问题
I'm trying to dig into ARIA and make my websites more accessible. I understood using ARIA attributes is a good start but I'd like to understand the actual effects of doing so.
If, for instance, I add a role="navigation" on my nav tag used as a menu, what effect will this have for the user?
What will its screenreader (or any app helping him) do? Is it really useful to add this if I'm already using a nav tag, which obviously is already telling the user that this is a navigation item?
Thanks!
回答1:
The way I understand it is that adding ARIA roles will create a taxonomy of semantics (called landmarks) on your site that a user can navigate to using keyboard shortcuts (key bindings) defined by screen readers with ARIA support.
For example, instead of jumping through actionable elements like buttons/links, the user can use a different key binding to jump to ARIA landmarks instead.
Semantic tags such as "nav" should be handled by the screen reader client by default (and have a specific key binding to do so - usually "tab"). ARIA roles - in this scenario - just add another level of semantics and, by extension, an alternate method for navigating through the page.

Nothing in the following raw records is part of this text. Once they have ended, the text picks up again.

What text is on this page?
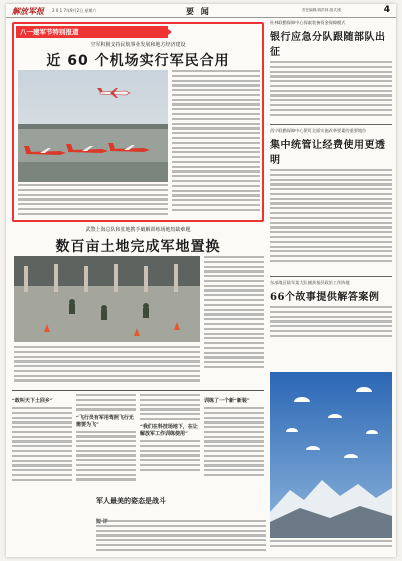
解放军报 2 0 1 7年9月2日 星期六	要 闻	责任编辑/周洪林 版式/张	4
八一建军节特别报道
空军积极支持民航事业发展和地方经济建设
近 60 个机场实行军民合用
武警上海总队和驻地携手破解训练场地短缺难题
数百亩土地完成军地置换
“敢叫天下土回乡”
“飞行员有军用驾照飞行无需要为飞”	“我们在科技场地下，在让解放军工作训练使用”
训练了一个新“新装”
军人最美的姿态是战斗
杜林联勤保障中心探索装备资金保障模式
银行应急分队跟随部队出征
西宁联勤保障中心紧盯全面实施改革要素的重要地位
集中统管让经费使用更透明
东部战区陆军某大队捕获基层政治工作阵地
66个故事提供解答案例
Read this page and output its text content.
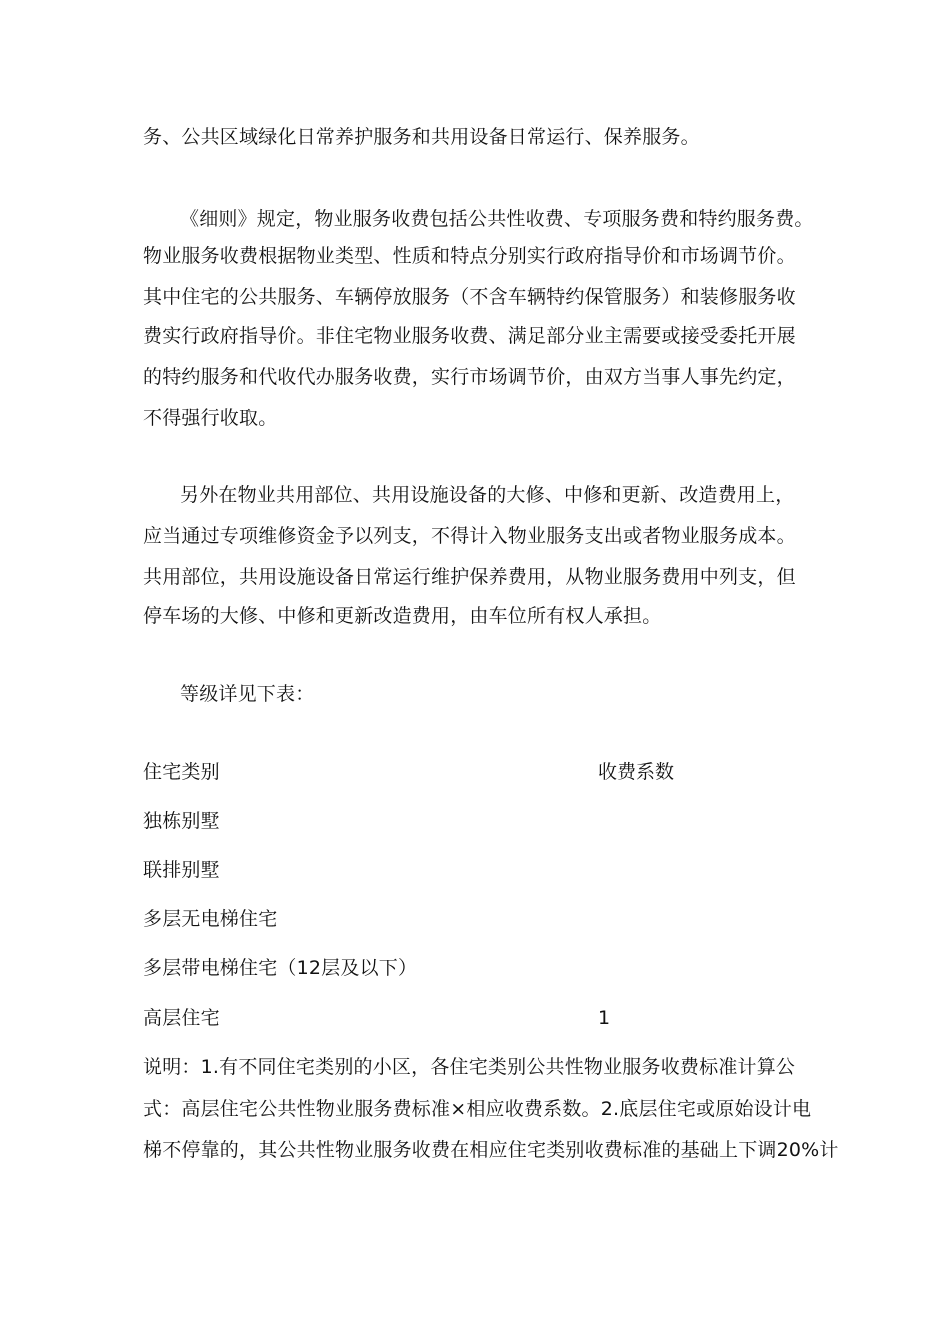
务、公共区域绿化日常养护服务和共用设备日常运行、保养服务。
《细则》规定，物业服务收费包括公共性收费、专项服务费和特约服务费。
物业服务收费根据物业类型、性质和特点分别实行政府指导价和市场调节价。
其中住宅的公共服务、车辆停放服务（不含车辆特约保管服务）和装修服务收
费实行政府指导价。非住宅物业服务收费、满足部分业主需要或接受委托开展
的特约服务和代收代办服务收费，实行市场调节价，由双方当事人事先约定，
不得强行收取。
另外在物业共用部位、共用设施设备的大修、中修和更新、改造费用上，
应当通过专项维修资金予以列支，不得计入物业服务支出或者物业服务成本。
共用部位，共用设施设备日常运行维护保养费用，从物业服务费用中列支，但
停车场的大修、中修和更新改造费用，由车位所有权人承担。
等级详见下表：
住宅类别	收费系数
独栋别墅
联排别墅
多层无电梯住宅
多层带电梯住宅（12层及以下）
高层住宅	1
说明：1.有不同住宅类别的小区，各住宅类别公共性物业服务收费标准计算公
式：高层住宅公共性物业服务费标准×相应收费系数。2.底层住宅或原始设计电
梯不停靠的，其公共性物业服务收费在相应住宅类别收费标准的基础上下调20%计
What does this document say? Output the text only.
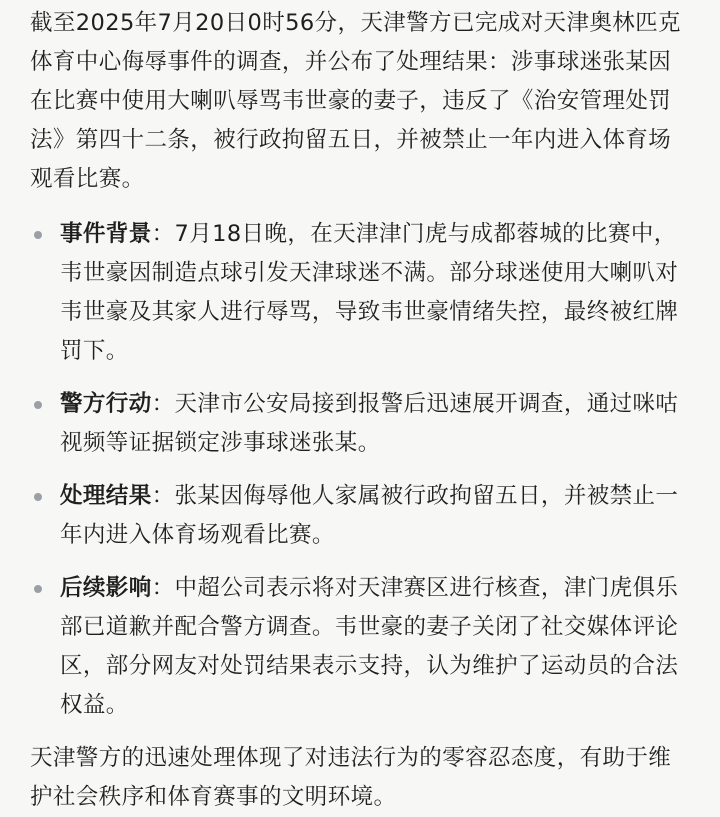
截至2025年7月20日0时56分，天津警方已完成对天津奥林匹克体育中心侮辱事件的调查，并公布了处理结果：涉事球迷张某因在比赛中使用大喇叭辱骂韦世豪的妻子，违反了《治安管理处罚法》第四十二条，被行政拘留五日，并被禁止一年内进入体育场观看比赛。

事件背景：7月18日晚，在天津津门虎与成都蓉城的比赛中，韦世豪因制造点球引发天津球迷不满。部分球迷使用大喇叭对韦世豪及其家人进行辱骂，导致韦世豪情绪失控，最终被红牌罚下。
警方行动：天津市公安局接到报警后迅速展开调查，通过咪咕视频等证据锁定涉事球迷张某。
处理结果：张某因侮辱他人家属被行政拘留五日，并被禁止一年内进入体育场观看比赛。
后续影响：中超公司表示将对天津赛区进行核查，津门虎俱乐部已道歉并配合警方调查。韦世豪的妻子关闭了社交媒体评论区，部分网友对处罚结果表示支持，认为维护了运动员的合法权益。

天津警方的迅速处理体现了对违法行为的零容忍态度，有助于维护社会秩序和体育赛事的文明环境。
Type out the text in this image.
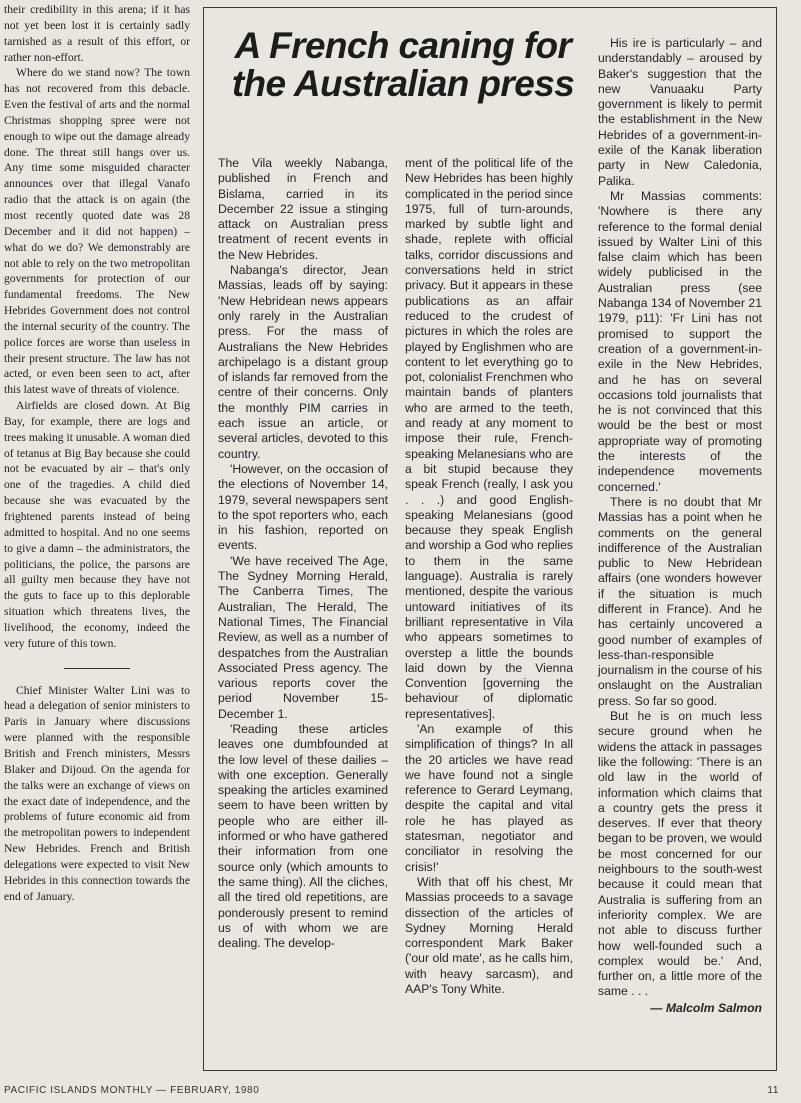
their credibility in this arena; if it has not yet been lost it is certainly sadly tarnished as a result of this effort, or rather non-effort.

Where do we stand now? The town has not recovered from this debacle. Even the festival of arts and the normal Christmas shopping spree were not enough to wipe out the damage already done. The threat still hangs over us. Any time some misguided character announces over that illegal Vanafo radio that the attack is on again (the most recently quoted date was 28 December and it did not happen) – what do we do? We demonstrably are not able to rely on the two metropolitan governments for protection of our fundamental freedoms. The New Hebrides Government does not control the internal security of the country. The police forces are worse than useless in their present structure. The law has not acted, or even been seen to act, after this latest wave of threats of violence.

Airfields are closed down. At Big Bay, for example, there are logs and trees making it unusable. A woman died of tetanus at Big Bay because she could not be evacuated by air – that's only one of the tragedies. A child died because she was evacuated by the frightened parents instead of being admitted to hospital. And no one seems to give a damn – the administrators, the politicians, the police, the parsons are all guilty men because they have not the guts to face up to this deplorable situation which threatens lives, the livelihood, the economy, indeed the very future of this town.

Chief Minister Walter Lini was to head a delegation of senior ministers to Paris in January where discussions were planned with the responsible British and French ministers, Messrs Blaker and Dijoud. On the agenda for the talks were an exchange of views on the exact date of independence, and the problems of future economic aid from the metropolitan powers to independent New Hebrides. French and British delegations were expected to visit New Hebrides in this connection towards the end of January.

A French caning for the Australian press

The Vila weekly Nabanga, published in French and Bislama, carried in its December 22 issue a stinging attack on Australian press treatment of recent events in the New Hebrides.

Nabanga's director, Jean Massias, leads off by saying: 'New Hebridean news appears only rarely in the Australian press. For the mass of Australians the New Hebrides archipelago is a distant group of islands far removed from the centre of their concerns. Only the monthly PIM carries in each issue an article, or several articles, devoted to this country.

'However, on the occasion of the elections of November 14, 1979, several newspapers sent to the spot reporters who, each in his fashion, reported on events.

'We have received The Age, The Sydney Morning Herald, The Canberra Times, The Australian, The Herald, The National Times, The Financial Review, as well as a number of despatches from the Australian Associated Press agency. The various reports cover the period November 15-December 1.

'Reading these articles leaves one dumbfounded at the low level of these dailies – with one exception. Generally speaking the articles examined seem to have been written by people who are either ill-informed or who have gathered their information from one source only (which amounts to the same thing). All the cliches, all the tired old repetitions, are ponderously present to remind us of with whom we are dealing. The develop-

ment of the political life of the New Hebrides has been highly complicated in the period since 1975, full of turn-arounds, marked by subtle light and shade, replete with official talks, corridor discussions and conversations held in strict privacy. But it appears in these publications as an affair reduced to the crudest of pictures in which the roles are played by Englishmen who are content to let everything go to pot, colonialist Frenchmen who maintain bands of planters who are armed to the teeth, and ready at any moment to impose their rule, French-speaking Melanesians who are a bit stupid because they speak French (really, I ask you . . .) and good English-speaking Melanesians (good because they speak English and worship a God who replies to them in the same language). Australia is rarely mentioned, despite the various untoward initiatives of its brilliant representative in Vila who appears sometimes to overstep a little the bounds laid down by the Vienna Convention [governing the behaviour of diplomatic representatives].

'An example of this simplification of things? In all the 20 articles we have read we have found not a single reference to Gerard Leymang, despite the capital and vital role he has played as statesman, negotiator and conciliator in resolving the crisis!'

With that off his chest, Mr Massias proceeds to a savage dissection of the articles of Sydney Morning Herald correspondent Mark Baker ('our old mate', as he calls him, with heavy sarcasm), and AAP's Tony White.

His ire is particularly – and understandably – aroused by Baker's suggestion that the new Vanuaaku Party government is likely to permit the establishment in the New Hebrides of a government-in-exile of the Kanak liberation party in New Caledonia, Palika.

Mr Massias comments: 'Nowhere is there any reference to the formal denial issued by Walter Lini of this false claim which has been widely publicised in the Australian press (see Nabanga 134 of November 21 1979, p11): 'Fr Lini has not promised to support the creation of a government-in-exile in the New Hebrides, and he has on several occasions told journalists that he is not convinced that this would be the best or most appropriate way of promoting the interests of the independence movements concerned.'

There is no doubt that Mr Massias has a point when he comments on the general indifference of the Australian public to New Hebridean affairs (one wonders however if the situation is much different in France). And he has certainly uncovered a good number of examples of less-than-responsible journalism in the course of his onslaught on the Australian press. So far so good.

But he is on much less secure ground when he widens the attack in passages like the following: 'There is an old law in the world of information which claims that a country gets the press it deserves. If ever that theory began to be proven, we would be most concerned for our neighbours to the south-west because it could mean that Australia is suffering from an inferiority complex. We are not able to discuss further how well-founded such a complex would be.' And, further on, a little more of the same . . .

— Malcolm Salmon
PACIFIC ISLANDS MONTHLY — FEBRUARY, 1980	11
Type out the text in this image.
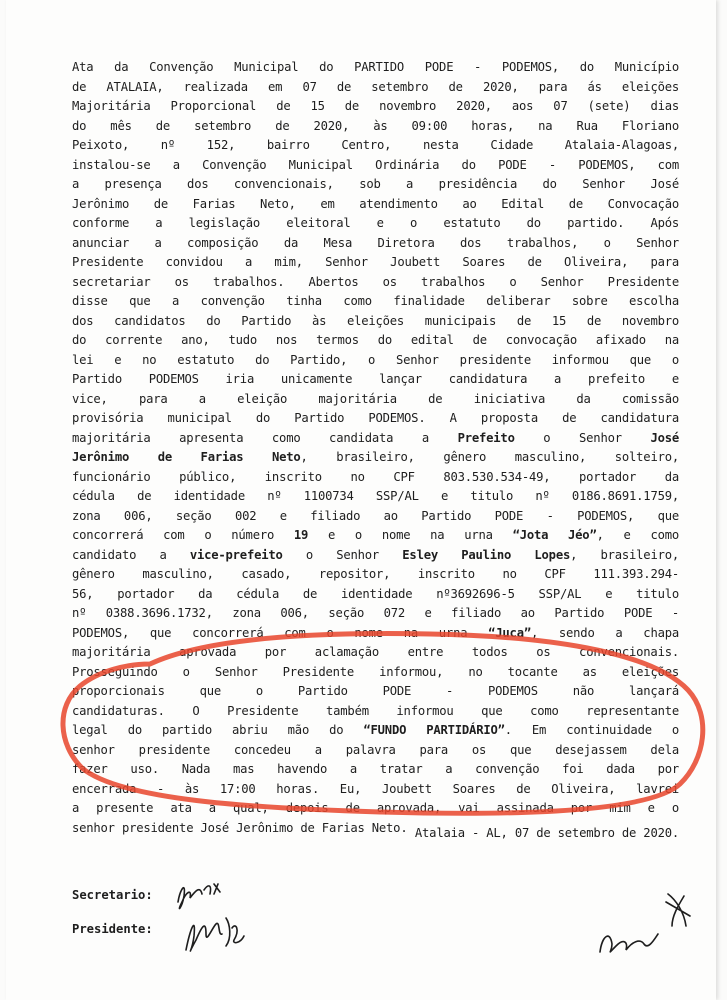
Ata da Convenção Municipal do PARTIDO PODE - PODEMOS, do Município
de ATALAIA, realizada em 07 de setembro de 2020, para ás eleições
Majoritária Proporcional de 15 de novembro 2020, aos 07 (sete) dias
do mês de setembro de 2020, às 09:00 horas, na Rua Floriano
Peixoto, nº 152, bairro Centro, nesta Cidade Atalaia-Alagoas,
instalou-se a Convenção Municipal Ordinária do PODE - PODEMOS, com
a presença dos convencionais, sob a presidência do Senhor José
Jerônimo de Farias Neto, em atendimento ao Edital de Convocação
conforme a legislação eleitoral e o estatuto do partido. Após
anunciar a composição da Mesa Diretora dos trabalhos, o Senhor
Presidente convidou a mim, Senhor Joubett Soares de Oliveira, para
secretariar os trabalhos. Abertos os trabalhos o Senhor Presidente
disse que a convenção tinha como finalidade deliberar sobre escolha
dos candidatos do Partido às eleições municipais de 15 de novembro
do corrente ano, tudo nos termos do edital de convocação afixado na
lei e no estatuto do Partido, o Senhor presidente informou que o
Partido PODEMOS iria unicamente lançar candidatura a prefeito e
vice, para a eleição majoritária de iniciativa da comissão
provisória municipal do Partido PODEMOS. A proposta de candidatura
majoritária apresenta como candidata a Prefeito o Senhor José
Jerônimo de Farias Neto, brasileiro, gênero masculino, solteiro,
funcionário público, inscrito no CPF 803.530.534-49, portador da
cédula de identidade nº 1100734 SSP/AL e titulo nº 0186.8691.1759,
zona 006, seção 002 e filiado ao Partido PODE - PODEMOS, que
concorrerá com o número 19 e o nome na urna “Jota Jéo”, e como
candidato a vice-prefeito o Senhor Esley Paulino Lopes, brasileiro,
gênero masculino, casado, repositor, inscrito no CPF 111.393.294-
56, portador da cédula de identidade nº3692696-5 SSP/AL e titulo
nº 0388.3696.1732, zona 006, seção 072 e filiado ao Partido PODE -
PODEMOS, que concorrerá com o nome na urna “Juca”, sendo a chapa
majoritária aprovada por aclamação entre todos os convencionais.
Prosseguindo o Senhor Presidente informou, no tocante as eleições
proporcionais que o Partido PODE - PODEMOS não lançará
candidaturas. O Presidente também informou que como representante
legal do partido abriu mão do “FUNDO PARTIDÁRIO”. Em continuidade o
senhor presidente concedeu a palavra para os que desejassem dela
fazer uso. Nada mas havendo a tratar a convenção foi dada por
encerrada - às 17:00 horas. Eu, Joubett Soares de Oliveira, lavrei
a presente ata a qual, depois de aprovada, vai assinada por mim e o
senhor presidente José Jerônimo de Farias Neto. Atalaia - AL, 07 de setembro de 2020.
Secretario:
Presidente:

A link to the WAI-ARIA Roles Model W3C spec.
回答2:
In simple terms WAI-ARIA allows developers to talk to the platform accessibility API through HTML mark-up. Platform accessibility API is the way how operating systems expose information about objects on the screen to the assistive technologies.
When you set role="navigation" on an HTML element what happens in the background is, user-agent maps this information to the correct accessibility API on user's operating system. As a result, the assistive technology receives the right semantics about your HTML element.
For example for the "navigation" role user-agent maps this to "AXLandmarkNavigation" on Mac OS X. You can find the full list of mapping of ARAI roles to accessibility APIs on WAI-ARIA 1.0 User Agent Implementation Guide.